With support from the California Arts Council, Los Angeles Performance Practice is conducting a study with national partners in grantmaking and fundraising on the current ecosystem of contemporary performance-making in Los Angeles, as compared to other major cities in the state and country. As creators of works that mark our current culture, we aim to demonstrate the value and need for the support of producing systems and practices that critically sustain independent artists.
The project, carried out between August 2019 – May 2021, will gather and present data, including figures, statistics and individual artist case studies, to compare and contrast the sources of funding that contribute to contemporary performance making in Los Angeles, San Francisco, and New York. The project will culminate in a written report with results and conclusions, and a toolkit for artists on how to identify funding sources.

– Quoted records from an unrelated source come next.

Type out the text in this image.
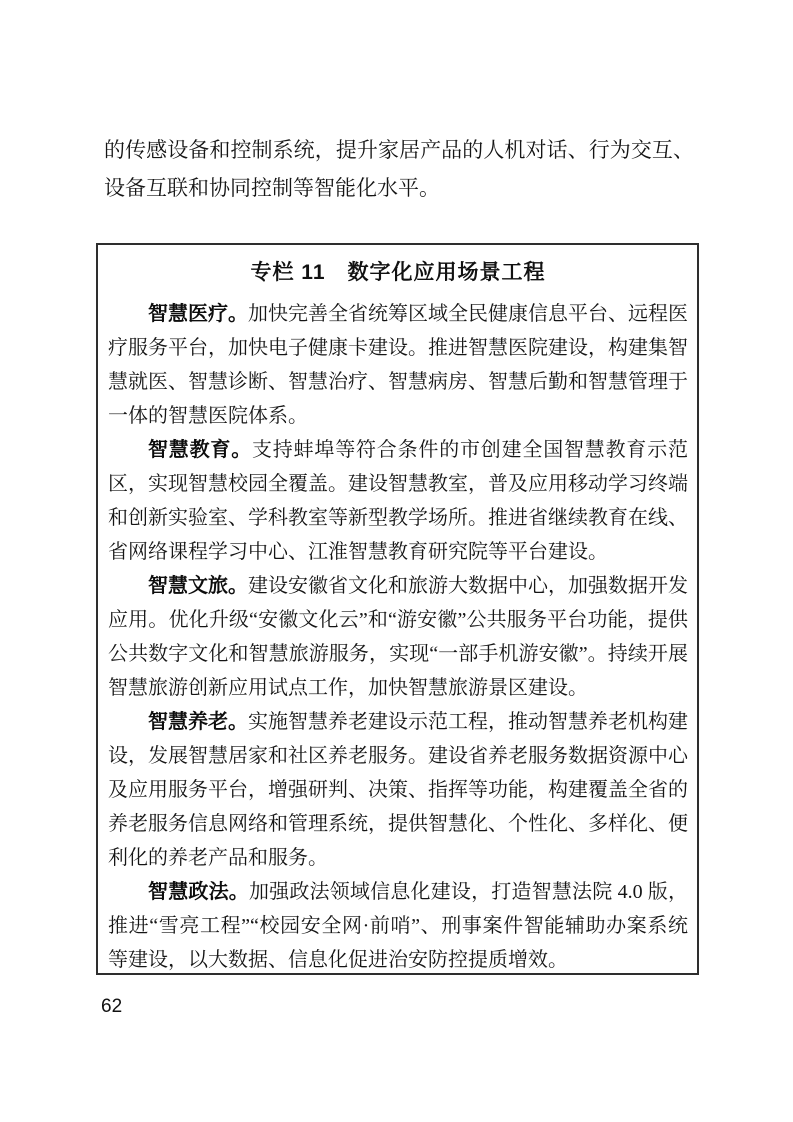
的传感设备和控制系统，提升家居产品的人机对话、行为交互、设备互联和协同控制等智能化水平。

专栏 11　数字化应用场景工程

智慧医疗。加快完善全省统筹区域全民健康信息平台、远程医疗服务平台，加快电子健康卡建设。推进智慧医院建设，构建集智慧就医、智慧诊断、智慧治疗、智慧病房、智慧后勤和智慧管理于一体的智慧医院体系。

智慧教育。支持蚌埠等符合条件的市创建全国智慧教育示范区，实现智慧校园全覆盖。建设智慧教室，普及应用移动学习终端和创新实验室、学科教室等新型教学场所。推进省继续教育在线、省网络课程学习中心、江淮智慧教育研究院等平台建设。

智慧文旅。建设安徽省文化和旅游大数据中心，加强数据开发应用。优化升级“安徽文化云”和“游安徽”公共服务平台功能，提供公共数字文化和智慧旅游服务，实现“一部手机游安徽”。持续开展智慧旅游创新应用试点工作，加快智慧旅游景区建设。

智慧养老。实施智慧养老建设示范工程，推动智慧养老机构建设，发展智慧居家和社区养老服务。建设省养老服务数据资源中心及应用服务平台，增强研判、决策、指挥等功能，构建覆盖全省的养老服务信息网络和管理系统，提供智慧化、个性化、多样化、便利化的养老产品和服务。

智慧政法。加强政法领域信息化建设，打造智慧法院 4.0 版，推进“雪亮工程”“校园安全网·前哨”、刑事案件智能辅助办案系统等建设，以大数据、信息化促进治安防控提质增效。

62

This project aims to suggest how existing power structures and gatekeepers associated with the allocation of resources influence artist location and migration.
Our research will endeavor to come at questions of resource and distribution from the artists’ perspective, how they realize the actual practice of making. We will delve deeper, to cover a wide range of artists, including those who do not regularly receive institutional funding and therefore are often left out of data sets. We will also zoom out to evaluate our research more broadly through a per capita lens, to ask how, nationally, we are investing in contemporary art and performance as a public service.
Get Involved!
Our first phase of research involves collecting data from artists in Los Angeles, New York and San Francisco. We welcome your participation!
PARTICIPATE IN THE SURVEY // CLICK HERE
Information received through this survey will be reported only as unattributed, aggregate data. No individual project information will be included.
Your information will assist us in evaluating current baselines of support for the creation of new performance, and will inform our research and questioning through selected artist case studies, informational interviews with foundations, presenters, and other supportive organizations, and through our mining of collected quantitative data.
The survey will ask for budget information from your most recently completed project. We recommend having the budget open before beginning. We acknowledge the complexity of requesting sensitive information, and welcome any feedback you may have at the end of this form.
Upon receipt of completed surveys, twelve artists/groups will be randomly selected to participate in our case studies. Artists/groups will receive an honorarium in the amount of $1,000 in exchange for responding to an additional survey each quarter throughout 2020 (4 in total), and participating in a quarterly meeting via zoom.
Selected artists will be notified in December 2019.